Though the desirability of their ivory tusks is considered the biggest threat to their population, African elephants need to be wary of more than just poachers. On occasion, they find themselves in skirmishes with one non-human menace in their environment: the lion.
And a group of sightseers was eyewitness to one of these scuffles while visiting the Norman Carr Safaris Chinzombo Camp in eastern Zambia. They watched as a pride of fourteen lionesses and their cubs marked a baby elephant that had become separated from its herd as potential prey. The calf, however, made an impressive contender for the big cats.
The visitors snapped photos and recorded video as the tussle between the pachyderm and its predators unfolded. The group included artist and LIU Post professor Dan Christoffel and journalists Jesse Nash and Nina Karnikowski, according to a newsletter on the Norman Carr Safaris website.
While elephants coexist, for the most part peacefully, with other large species like buffalo and bushpig, they tend to maintain chilly relations with the predatory lion. The mammoth mammals sometimes even seek out lions within their vicinity and chase them away as a precautionary tactic, according to the San Diego Zoo's Global Library website.
As the elephant near the Chinzombo Camp struggled to fend off the female lions, one of the riders in the safari vehicle asked how the young elephant ended up alone.
"Where are the other elephants, for God's sake?" said the observer while taping the encounter.
When lions target an elephant, they typically go after a younger elephant or a female that is separated from its herd by at least a few dozen meters. The hunting lion will approach the elephant from behind because, when their presence is known, members of the elephant herd can band together, facing outwards in a circular formation to protect their young.

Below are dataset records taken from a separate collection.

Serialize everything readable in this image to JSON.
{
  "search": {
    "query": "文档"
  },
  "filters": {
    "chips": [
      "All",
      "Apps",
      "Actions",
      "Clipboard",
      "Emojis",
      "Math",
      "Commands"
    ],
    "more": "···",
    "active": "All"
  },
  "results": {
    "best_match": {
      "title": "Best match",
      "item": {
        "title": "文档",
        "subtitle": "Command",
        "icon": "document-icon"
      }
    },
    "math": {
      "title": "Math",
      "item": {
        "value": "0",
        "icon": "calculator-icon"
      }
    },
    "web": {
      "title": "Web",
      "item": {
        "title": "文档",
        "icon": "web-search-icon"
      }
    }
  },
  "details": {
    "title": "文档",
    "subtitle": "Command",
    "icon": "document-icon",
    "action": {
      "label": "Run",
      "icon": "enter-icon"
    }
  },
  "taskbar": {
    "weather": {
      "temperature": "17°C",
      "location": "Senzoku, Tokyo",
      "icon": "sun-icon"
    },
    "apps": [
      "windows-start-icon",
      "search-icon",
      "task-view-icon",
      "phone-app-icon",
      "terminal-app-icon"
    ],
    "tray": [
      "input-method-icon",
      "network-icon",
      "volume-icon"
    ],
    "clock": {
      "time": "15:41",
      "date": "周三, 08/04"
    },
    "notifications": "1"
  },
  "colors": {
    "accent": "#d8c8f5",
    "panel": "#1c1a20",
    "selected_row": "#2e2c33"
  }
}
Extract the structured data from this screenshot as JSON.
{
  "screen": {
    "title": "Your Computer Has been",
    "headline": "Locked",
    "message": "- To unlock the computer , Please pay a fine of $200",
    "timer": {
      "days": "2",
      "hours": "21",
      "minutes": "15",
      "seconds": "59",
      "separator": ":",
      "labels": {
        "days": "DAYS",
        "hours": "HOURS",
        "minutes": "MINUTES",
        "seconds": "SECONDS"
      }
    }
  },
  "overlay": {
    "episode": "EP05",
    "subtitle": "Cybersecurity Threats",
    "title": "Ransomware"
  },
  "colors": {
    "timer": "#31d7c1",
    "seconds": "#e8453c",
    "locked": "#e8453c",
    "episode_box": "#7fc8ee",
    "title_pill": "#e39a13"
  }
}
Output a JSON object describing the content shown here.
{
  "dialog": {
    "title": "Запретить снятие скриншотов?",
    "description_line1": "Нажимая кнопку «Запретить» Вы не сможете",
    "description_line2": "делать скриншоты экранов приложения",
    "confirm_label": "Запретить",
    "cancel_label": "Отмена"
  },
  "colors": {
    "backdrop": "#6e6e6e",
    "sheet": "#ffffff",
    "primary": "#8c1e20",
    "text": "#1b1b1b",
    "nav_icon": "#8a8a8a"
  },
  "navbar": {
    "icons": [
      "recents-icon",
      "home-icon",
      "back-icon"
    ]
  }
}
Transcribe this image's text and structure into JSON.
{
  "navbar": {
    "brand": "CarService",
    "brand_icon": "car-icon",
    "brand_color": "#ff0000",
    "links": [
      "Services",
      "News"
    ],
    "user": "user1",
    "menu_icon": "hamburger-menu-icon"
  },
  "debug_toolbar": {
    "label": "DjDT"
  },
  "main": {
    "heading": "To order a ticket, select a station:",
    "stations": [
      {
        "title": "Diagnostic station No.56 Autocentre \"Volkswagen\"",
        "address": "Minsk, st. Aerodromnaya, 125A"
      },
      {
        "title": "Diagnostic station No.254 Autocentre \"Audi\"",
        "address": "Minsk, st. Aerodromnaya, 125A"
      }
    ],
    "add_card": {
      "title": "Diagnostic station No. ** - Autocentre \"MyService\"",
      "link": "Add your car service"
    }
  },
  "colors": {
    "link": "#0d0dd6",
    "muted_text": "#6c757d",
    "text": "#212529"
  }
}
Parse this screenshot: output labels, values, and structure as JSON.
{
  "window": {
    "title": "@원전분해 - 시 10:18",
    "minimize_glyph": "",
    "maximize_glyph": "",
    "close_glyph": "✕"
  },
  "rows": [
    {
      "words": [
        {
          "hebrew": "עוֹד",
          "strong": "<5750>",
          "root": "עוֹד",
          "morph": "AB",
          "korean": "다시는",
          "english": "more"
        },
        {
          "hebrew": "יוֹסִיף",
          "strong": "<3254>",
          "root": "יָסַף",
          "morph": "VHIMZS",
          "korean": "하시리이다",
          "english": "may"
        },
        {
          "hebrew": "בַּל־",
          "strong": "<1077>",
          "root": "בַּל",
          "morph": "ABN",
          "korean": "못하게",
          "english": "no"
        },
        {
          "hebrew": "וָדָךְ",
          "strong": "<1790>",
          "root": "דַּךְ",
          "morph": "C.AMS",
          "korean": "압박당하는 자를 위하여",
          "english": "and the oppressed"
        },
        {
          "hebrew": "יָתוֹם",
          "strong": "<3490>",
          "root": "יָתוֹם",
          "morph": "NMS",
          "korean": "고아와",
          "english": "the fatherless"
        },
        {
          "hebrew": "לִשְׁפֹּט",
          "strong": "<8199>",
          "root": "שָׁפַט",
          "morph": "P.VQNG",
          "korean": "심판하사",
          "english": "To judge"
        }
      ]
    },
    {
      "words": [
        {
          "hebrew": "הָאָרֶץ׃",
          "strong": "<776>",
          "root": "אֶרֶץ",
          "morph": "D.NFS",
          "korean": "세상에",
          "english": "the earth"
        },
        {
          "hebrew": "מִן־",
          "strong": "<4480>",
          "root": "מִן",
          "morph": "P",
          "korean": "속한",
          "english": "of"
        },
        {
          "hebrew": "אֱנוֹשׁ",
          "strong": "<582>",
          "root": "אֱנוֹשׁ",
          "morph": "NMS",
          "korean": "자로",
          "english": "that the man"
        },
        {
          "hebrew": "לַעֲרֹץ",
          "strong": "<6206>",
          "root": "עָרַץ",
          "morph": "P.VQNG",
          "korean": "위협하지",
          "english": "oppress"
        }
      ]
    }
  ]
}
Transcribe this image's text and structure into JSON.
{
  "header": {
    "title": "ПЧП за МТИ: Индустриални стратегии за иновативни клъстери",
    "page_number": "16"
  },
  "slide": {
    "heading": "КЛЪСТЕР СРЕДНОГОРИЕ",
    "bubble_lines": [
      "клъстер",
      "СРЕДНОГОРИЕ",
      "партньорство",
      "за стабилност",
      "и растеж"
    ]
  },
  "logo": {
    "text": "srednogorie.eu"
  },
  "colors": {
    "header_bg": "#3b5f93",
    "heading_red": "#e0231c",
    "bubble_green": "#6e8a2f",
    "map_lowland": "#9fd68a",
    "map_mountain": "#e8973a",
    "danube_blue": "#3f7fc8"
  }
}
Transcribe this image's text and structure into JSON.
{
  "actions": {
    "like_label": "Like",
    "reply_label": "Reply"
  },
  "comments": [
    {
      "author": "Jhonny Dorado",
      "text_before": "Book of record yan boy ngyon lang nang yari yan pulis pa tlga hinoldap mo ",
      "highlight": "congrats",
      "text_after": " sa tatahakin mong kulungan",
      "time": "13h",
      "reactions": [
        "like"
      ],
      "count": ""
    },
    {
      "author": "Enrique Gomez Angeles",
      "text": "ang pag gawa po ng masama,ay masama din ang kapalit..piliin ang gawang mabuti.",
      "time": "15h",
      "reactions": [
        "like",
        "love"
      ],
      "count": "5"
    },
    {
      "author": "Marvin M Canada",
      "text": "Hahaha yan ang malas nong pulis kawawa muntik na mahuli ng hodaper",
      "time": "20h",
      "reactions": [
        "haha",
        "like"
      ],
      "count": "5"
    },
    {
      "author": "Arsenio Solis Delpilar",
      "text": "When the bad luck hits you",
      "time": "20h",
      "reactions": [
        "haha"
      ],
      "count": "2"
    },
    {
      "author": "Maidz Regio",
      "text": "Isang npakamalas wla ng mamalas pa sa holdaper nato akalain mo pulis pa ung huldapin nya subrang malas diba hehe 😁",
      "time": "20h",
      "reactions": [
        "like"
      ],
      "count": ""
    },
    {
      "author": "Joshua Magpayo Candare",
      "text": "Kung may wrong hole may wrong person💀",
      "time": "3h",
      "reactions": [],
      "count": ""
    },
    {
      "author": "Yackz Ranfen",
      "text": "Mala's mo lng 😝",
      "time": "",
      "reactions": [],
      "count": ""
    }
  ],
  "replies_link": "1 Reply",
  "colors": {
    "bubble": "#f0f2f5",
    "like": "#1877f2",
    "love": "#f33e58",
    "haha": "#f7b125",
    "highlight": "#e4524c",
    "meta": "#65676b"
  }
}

Though at one point the baby jumbo had three lions latched onto its back, it was able to shake off the predatory lionesses upon wading through nearby shallow water. Lions are not regular swimmers, only crossing rivers or other bodies of water when necessary. The calf used other survival techniques as well, such as swinging its body around swiftly, making trumpeting sounds to intimidate the large cats, and kicking its hind legs to push a lioness from its back.
The video recording ends with the pachyderm making a final stand as the lioness pride retreats, but the elephant has since reunited with its herd, according to the New York Post.
After witnessing the elephant's triumphant escape, the group on the game drive dubbed the calf "Hercules."
"In the many years I have been a safari guide in Zambia at the South Luangwa, never have I seen anything like this," Innocent, one of the guides on the game drive, told a spokesperson for Norman Carr Safaris.